In the XIV-XVII centuries, both in Greece and in Russia, the rivers, the town and the eagle, obligatory for the bishop’s ordination ceremony, were painted or drawn in chalk on the charter or right on the temple’s floor. “The elected bishop crosses three rivers drawn across the floor in chalk as symbols of his gift of preaching, to which he is called, stops on the town, which has been drawn to symbolize his diocese; the eagle drawn above the town symbolizes purity, orthodoxy and high Divinity” (St. Simeon of Thessalonica, Discussion on Sacred Rites and Sacraments, Ch.168).

The images of the eagle and of the four Rivers of Heaven combined with the architectural signs of Jerusalem and Bethlehem were found in 1999 by the archeologists who were excavating the site of the Church of the Holy Martyrs at Tayibat al-Imam between the towns of Hamah (Epiphany) and Haleb (Aleppo) in Syria. The V century mosaic, which decorated the temple floor is unique, because it features the Great Eagle Rug symbols.

The eagle with extended wings is rising above a mountain. The Rivers of Heaven are running out of the mountain. The deer, hurrying to the rivers of life illustrate the words of the psalm: “Like the deer hurry to the source of water, so my soul aspires to God” (Ps. 42).

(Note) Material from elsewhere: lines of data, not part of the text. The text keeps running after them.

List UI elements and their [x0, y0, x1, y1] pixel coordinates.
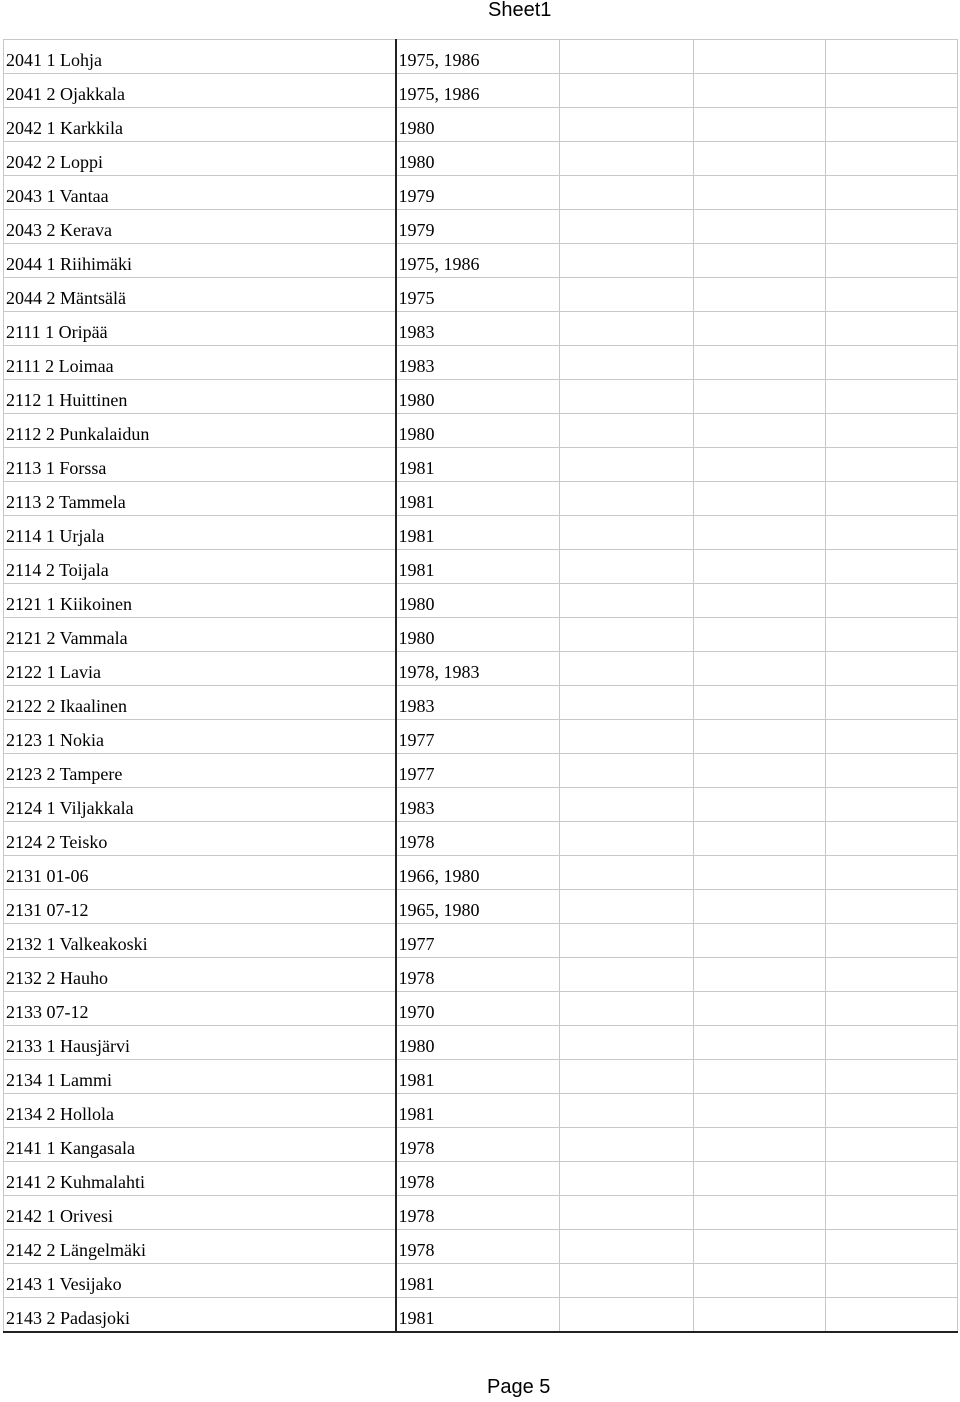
empty-cell: [560, 1026, 694, 1060]
table-row: [4, 1264, 958, 1298]
years-cell: 1983: [396, 346, 560, 380]
empty-cell: [694, 856, 826, 890]
place-cell: 2123 2 Tampere: [4, 754, 396, 788]
place-cell: 2121 2 Vammala: [4, 618, 396, 652]
place-cell: 2124 1 Viljakkala: [4, 788, 396, 822]
place-cell: 2121 1 Kiikoinen: [4, 584, 396, 618]
years-cell: 1970: [396, 992, 560, 1026]
years-cell: 1975, 1986: [396, 244, 560, 278]
table-row: [4, 652, 958, 686]
place-cell: 2143 2 Padasjoki: [4, 1298, 396, 1333]
empty-cell: [560, 210, 694, 244]
table-row: [4, 1162, 958, 1196]
table-row: [4, 516, 958, 550]
empty-cell: [560, 1196, 694, 1230]
years-cell: 1977: [396, 720, 560, 754]
years-cell: 1978: [396, 1162, 560, 1196]
table-row: [4, 1026, 958, 1060]
table-row: [4, 278, 958, 312]
empty-cell: [560, 346, 694, 380]
place-cell: 2042 1 Karkkila: [4, 108, 396, 142]
empty-cell: [826, 108, 958, 142]
empty-cell: [694, 1128, 826, 1162]
empty-cell: [826, 40, 958, 74]
empty-cell: [694, 108, 826, 142]
place-cell: 2114 1 Urjala: [4, 516, 396, 550]
table-row: [4, 1060, 958, 1094]
empty-cell: [826, 992, 958, 1026]
years-cell: 1980: [396, 584, 560, 618]
empty-cell: [560, 686, 694, 720]
empty-cell: [560, 890, 694, 924]
empty-cell: [694, 346, 826, 380]
empty-cell: [560, 754, 694, 788]
table-row: [4, 1094, 958, 1128]
empty-cell: [826, 380, 958, 414]
table-row: [4, 74, 958, 108]
table-row: [4, 618, 958, 652]
years-cell: 1980: [396, 618, 560, 652]
empty-cell: [826, 482, 958, 516]
place-cell: 2113 1 Forssa: [4, 448, 396, 482]
empty-cell: [826, 856, 958, 890]
data-table: [3, 39, 958, 1333]
empty-cell: [560, 618, 694, 652]
empty-cell: [694, 244, 826, 278]
table-row: [4, 1298, 958, 1333]
years-cell: 1978: [396, 1128, 560, 1162]
years-cell: 1979: [396, 176, 560, 210]
years-cell: 1977: [396, 754, 560, 788]
empty-cell: [694, 720, 826, 754]
place-cell: 2042 2 Loppi: [4, 142, 396, 176]
place-cell: 2142 1 Orivesi: [4, 1196, 396, 1230]
table-row: [4, 40, 958, 74]
empty-cell: [826, 414, 958, 448]
table-row: [4, 142, 958, 176]
empty-cell: [826, 618, 958, 652]
years-cell: 1981: [396, 448, 560, 482]
empty-cell: [560, 992, 694, 1026]
place-cell: 2132 2 Hauho: [4, 958, 396, 992]
place-cell: 2143 1 Vesijako: [4, 1264, 396, 1298]
empty-cell: [560, 1128, 694, 1162]
empty-cell: [694, 652, 826, 686]
empty-cell: [560, 312, 694, 346]
empty-cell: [694, 550, 826, 584]
empty-cell: [560, 1298, 694, 1333]
empty-cell: [560, 176, 694, 210]
years-cell: 1965, 1980: [396, 890, 560, 924]
table-row: [4, 1230, 958, 1264]
years-cell: 1981: [396, 482, 560, 516]
table-row: [4, 380, 958, 414]
empty-cell: [826, 1196, 958, 1230]
place-cell: 2142 2 Längelmäki: [4, 1230, 396, 1264]
years-cell: 1981: [396, 1094, 560, 1128]
table-row: [4, 788, 958, 822]
table-row: [4, 856, 958, 890]
empty-cell: [694, 1026, 826, 1060]
empty-cell: [826, 278, 958, 312]
place-cell: 2111 2 Loimaa: [4, 346, 396, 380]
place-cell: 2122 2 Ikaalinen: [4, 686, 396, 720]
empty-cell: [826, 1264, 958, 1298]
empty-cell: [826, 754, 958, 788]
place-cell: 2133 1 Hausjärvi: [4, 1026, 396, 1060]
table-row: [4, 210, 958, 244]
empty-cell: [826, 822, 958, 856]
place-cell: 2122 1 Lavia: [4, 652, 396, 686]
place-cell: 2141 2 Kuhmalahti: [4, 1162, 396, 1196]
empty-cell: [826, 142, 958, 176]
place-cell: 2041 1 Lohja: [4, 40, 396, 74]
empty-cell: [694, 754, 826, 788]
empty-cell: [694, 686, 826, 720]
empty-cell: [560, 244, 694, 278]
place-cell: 2141 1 Kangasala: [4, 1128, 396, 1162]
page-number: Page 5: [487, 1376, 551, 1398]
empty-cell: [560, 856, 694, 890]
empty-cell: [560, 1264, 694, 1298]
years-cell: 1980: [396, 1026, 560, 1060]
years-cell: 1979: [396, 210, 560, 244]
years-cell: 1975, 1986: [396, 40, 560, 74]
empty-cell: [560, 40, 694, 74]
empty-cell: [694, 1094, 826, 1128]
empty-cell: [826, 74, 958, 108]
empty-cell: [694, 992, 826, 1026]
place-cell: 2124 2 Teisko: [4, 822, 396, 856]
place-cell: 2111 1 Oripää: [4, 312, 396, 346]
table-row: [4, 482, 958, 516]
empty-cell: [694, 1264, 826, 1298]
table-row: [4, 584, 958, 618]
place-cell: 2134 2 Hollola: [4, 1094, 396, 1128]
empty-cell: [826, 1128, 958, 1162]
empty-cell: [694, 40, 826, 74]
years-cell: 1966, 1980: [396, 856, 560, 890]
table-row: [4, 346, 958, 380]
years-cell: 1978: [396, 958, 560, 992]
empty-cell: [694, 1162, 826, 1196]
years-cell: 1983: [396, 686, 560, 720]
empty-cell: [560, 1094, 694, 1128]
empty-cell: [560, 584, 694, 618]
empty-cell: [826, 1026, 958, 1060]
empty-cell: [826, 652, 958, 686]
table-row: [4, 550, 958, 584]
empty-cell: [560, 482, 694, 516]
table-row: [4, 108, 958, 142]
empty-cell: [694, 142, 826, 176]
years-cell: 1978: [396, 1196, 560, 1230]
place-cell: 2041 2 Ojakkala: [4, 74, 396, 108]
empty-cell: [694, 414, 826, 448]
table-row: [4, 414, 958, 448]
empty-cell: [826, 584, 958, 618]
table-row: [4, 1128, 958, 1162]
empty-cell: [826, 448, 958, 482]
empty-cell: [560, 958, 694, 992]
empty-cell: [694, 448, 826, 482]
place-cell: 2044 1 Riihimäki: [4, 244, 396, 278]
table-row: [4, 958, 958, 992]
empty-cell: [560, 1230, 694, 1264]
years-cell: 1981: [396, 1060, 560, 1094]
empty-cell: [694, 516, 826, 550]
place-cell: 2131 01-06: [4, 856, 396, 890]
empty-cell: [560, 924, 694, 958]
empty-cell: [694, 176, 826, 210]
years-cell: 1978: [396, 822, 560, 856]
table-row: [4, 890, 958, 924]
years-cell: 1975, 1986: [396, 74, 560, 108]
years-cell: 1981: [396, 1264, 560, 1298]
place-cell: 2112 1 Huittinen: [4, 380, 396, 414]
empty-cell: [560, 720, 694, 754]
table-row: [4, 686, 958, 720]
empty-cell: [826, 176, 958, 210]
empty-cell: [694, 822, 826, 856]
empty-cell: [560, 550, 694, 584]
place-cell: 2113 2 Tammela: [4, 482, 396, 516]
empty-cell: [694, 74, 826, 108]
empty-cell: [560, 278, 694, 312]
table-row: [4, 1196, 958, 1230]
empty-cell: [560, 652, 694, 686]
years-cell: 1978, 1983: [396, 652, 560, 686]
years-cell: 1980: [396, 142, 560, 176]
table-row: [4, 720, 958, 754]
empty-cell: [694, 278, 826, 312]
place-cell: 2044 2 Mäntsälä: [4, 278, 396, 312]
empty-cell: [694, 380, 826, 414]
years-cell: 1980: [396, 380, 560, 414]
empty-cell: [826, 1094, 958, 1128]
empty-cell: [826, 720, 958, 754]
empty-cell: [560, 74, 694, 108]
place-cell: 2112 2 Punkalaidun: [4, 414, 396, 448]
empty-cell: [560, 822, 694, 856]
years-cell: 1983: [396, 312, 560, 346]
table-row: [4, 312, 958, 346]
years-cell: 1977: [396, 924, 560, 958]
place-cell: 2131 07-12: [4, 890, 396, 924]
empty-cell: [694, 958, 826, 992]
empty-cell: [560, 448, 694, 482]
place-cell: 2123 1 Nokia: [4, 720, 396, 754]
empty-cell: [694, 1230, 826, 1264]
place-cell: 2043 2 Kerava: [4, 210, 396, 244]
table-row: [4, 448, 958, 482]
table-row: [4, 992, 958, 1026]
empty-cell: [826, 550, 958, 584]
table-row: [4, 754, 958, 788]
empty-cell: [560, 142, 694, 176]
empty-cell: [560, 380, 694, 414]
empty-cell: [694, 312, 826, 346]
empty-cell: [826, 1162, 958, 1196]
empty-cell: [560, 788, 694, 822]
empty-cell: [694, 924, 826, 958]
empty-cell: [826, 958, 958, 992]
empty-cell: [826, 788, 958, 822]
empty-cell: [694, 482, 826, 516]
place-cell: 2132 1 Valkeakoski: [4, 924, 396, 958]
place-cell: 2133 07-12: [4, 992, 396, 1026]
page-header: [0, 0, 960, 26]
place-cell: 2134 1 Lammi: [4, 1060, 396, 1094]
empty-cell: [826, 312, 958, 346]
empty-cell: [826, 1230, 958, 1264]
empty-cell: [826, 244, 958, 278]
years-cell: 1978: [396, 1230, 560, 1264]
place-cell: 2114 2 Toijala: [4, 550, 396, 584]
table-row: [4, 924, 958, 958]
empty-cell: [694, 584, 826, 618]
empty-cell: [826, 924, 958, 958]
empty-cell: [694, 890, 826, 924]
empty-cell: [560, 108, 694, 142]
empty-cell: [826, 516, 958, 550]
empty-cell: [826, 346, 958, 380]
empty-cell: [826, 1060, 958, 1094]
empty-cell: [826, 1298, 958, 1333]
empty-cell: [560, 1060, 694, 1094]
years-cell: 1981: [396, 1298, 560, 1333]
years-cell: 1980: [396, 414, 560, 448]
empty-cell: [826, 210, 958, 244]
sheet-title: Sheet1: [488, 0, 552, 21]
empty-cell: [694, 1060, 826, 1094]
years-cell: 1980: [396, 108, 560, 142]
empty-cell: [560, 414, 694, 448]
years-cell: 1981: [396, 550, 560, 584]
empty-cell: [826, 890, 958, 924]
table-row: [4, 822, 958, 856]
empty-cell: [560, 516, 694, 550]
place-cell: 2043 1 Vantaa: [4, 176, 396, 210]
empty-cell: [826, 686, 958, 720]
empty-cell: [560, 1162, 694, 1196]
table-row: [4, 244, 958, 278]
table-row: [4, 176, 958, 210]
years-cell: 1975: [396, 278, 560, 312]
table-body: [4, 40, 958, 1333]
empty-cell: [694, 210, 826, 244]
empty-cell: [694, 618, 826, 652]
years-cell: 1981: [396, 516, 560, 550]
empty-cell: [694, 788, 826, 822]
empty-cell: [694, 1196, 826, 1230]
years-cell: 1983: [396, 788, 560, 822]
empty-cell: [694, 1298, 826, 1333]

The rivers and the figures of fishes and waterfowl symbolize the apostles' teaching of the New Testament. The eagle on the mountain is correlated with the liturgical image of the Lamb of God on the Throne. The peculiarity of the mosaic found in Syria consists in the fact that Jerusalem and Bethlehem were depictured on the floor of the temple and not on its walls. Besides, unlike in the composition of the Great Eagle Rug, the floor mosaic shows the Holy City above the eagle and the Rivers of Paradise (A. Zaqzuq - M. Piccirillo, The mosaic floor of the Church of the Holy Martyrs at Tayibat al-Imam - Hamah, in Central Syria, Studium Biblicum Franciscanum, Liber Annuus XLIX - 1999).

The office of nomination, confession of faith and bishop’s ordination, appropriate for the modern Russian Orthodox Church practices, determines the Great Eagle Rug iconography: “In the middle of the church, on the dais near the ambo, there should be an image of a firmly standing single-headed eagle with extended wings. Below the eagle there should be a town with a shutter gate and towers. The eagle should be pictured standing on those towers”. The rivers are not a compulsory element of the church tradition, registered in the applicable Bishop Service Book. However, the interpretation of the Tayibat al-Imam Byzantine temple floor mosaics leads us to the conclusion that the composition, which united an eagle, rivers and a city was known in the V century.